Harness customer-facing personnel to update the data. Leverage the access of customer-facing personnel to fresh contact information. Train and motivate call center personnel, customer service, salespeople, and distributors—anyone with direct customer contact—to request updated information at each meeting. When it comes to sales people, this is an entirely debatable matter. You want sales people selling, not entering data. But it’s worth at least a conversation to see if you can come up with a painless way to extract fresh contact updates as sales people interact with their accounts.
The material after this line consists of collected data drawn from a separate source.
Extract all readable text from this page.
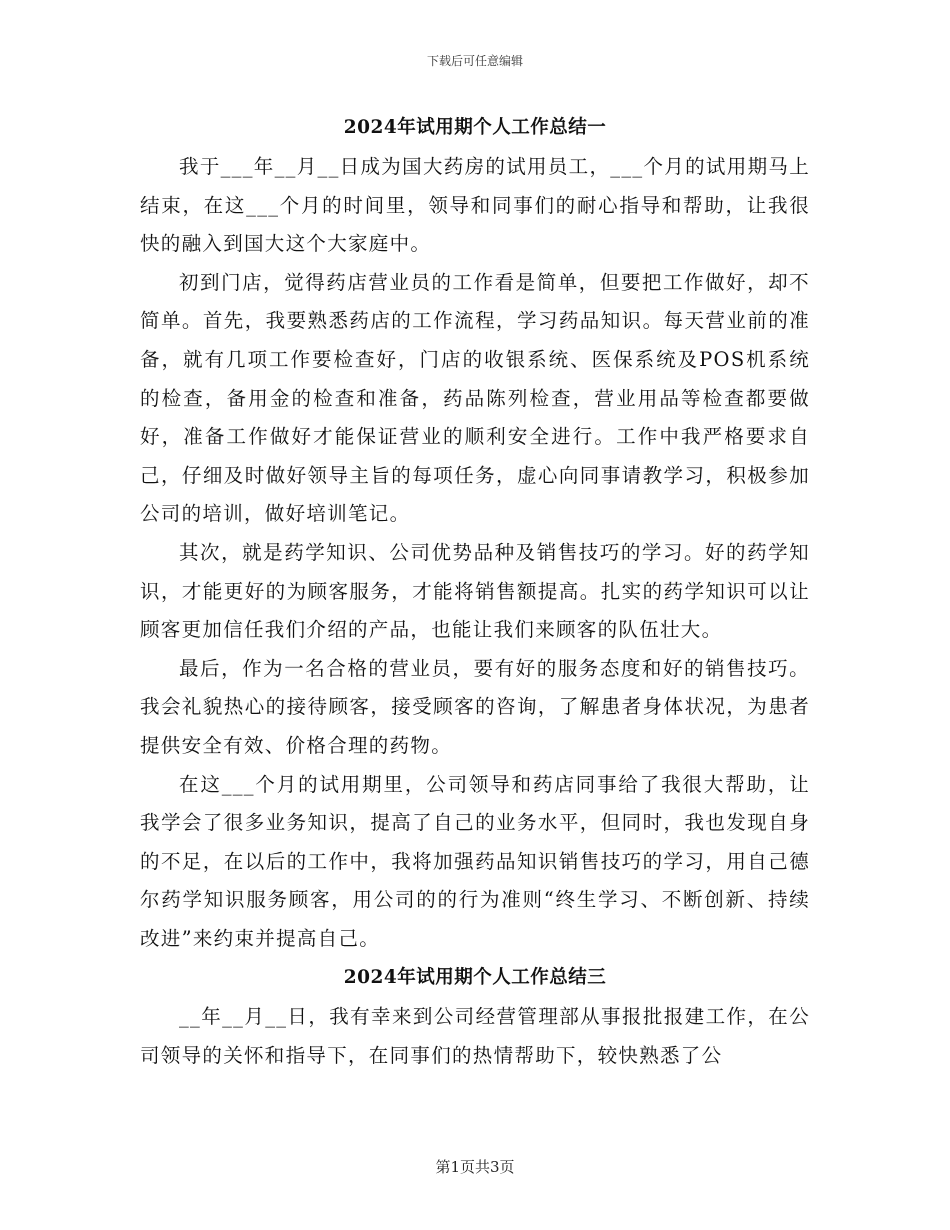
下载后可任意编辑
2024年试用期个人工作总结一

我于___年__月__日成为国大药房的试用员工，___个月的试用期马上结束，在这___个月的时间里，领导和同事们的耐心指导和帮助，让我很快的融入到国大这个大家庭中。

初到门店，觉得药店营业员的工作看是简单，但要把工作做好，却不简单。首先，我要熟悉药店的工作流程，学习药品知识。每天营业前的准备，就有几项工作要检查好，门店的收银系统、医保系统及POS机系统的检查，备用金的检查和准备，药品陈列检查，营业用品等检查都要做好，准备工作做好才能保证营业的顺利安全进行。工作中我严格要求自己，仔细及时做好领导主旨的每项任务，虚心向同事请教学习，积极参加公司的培训，做好培训笔记。

其次，就是药学知识、公司优势品种及销售技巧的学习。好的药学知识，才能更好的为顾客服务，才能将销售额提高。扎实的药学知识可以让顾客更加信任我们介绍的产品，也能让我们来顾客的队伍壮大。

最后，作为一名合格的营业员，要有好的服务态度和好的销售技巧。我会礼貌热心的接待顾客，接受顾客的咨询，了解患者身体状况，为患者提供安全有效、价格合理的药物。

在这___个月的试用期里，公司领导和药店同事给了我很大帮助，让我学会了很多业务知识，提高了自己的业务水平，但同时，我也发现自身的不足，在以后的工作中，我将加强药品知识销售技巧的学习，用自己德尔药学知识服务顾客，用公司的的行为准则“终生学习、不断创新、持续改进”来约束并提高自己。

2024年试用期个人工作总结三

__年__月__日，我有幸来到公司经营管理部从事报批报建工作，在公司领导的关怀和指导下，在同事们的热情帮助下，较快熟悉了公

第1页共3页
Use data-cleansing software, internally or from a service provider, and delete obsolete records. Use the software tools that are available, which will de-duplicate, standardize, and sometimes append missing fields. These won’t correct much—it’s mostly email and postal address standardization—but they will save you time, and they are much cheaper than other methods.
Allow customers access to their record online, so they can make changes. Consider setting up a Customer Preference Center, where customers can manage the data you have on them, and indicate how they want to hear from you. Offer a premium or incentive, or even a discount, to obtain higher levels of compliance.
Outbound phone or email to verify, especially to top customers. Segment your file, and conduct outbound confirmation campaigns for the highest value accounts. This can be by mail, email, or telephone, and done annually. When you have some results, decide whether to put your less valuable accounts through the same process.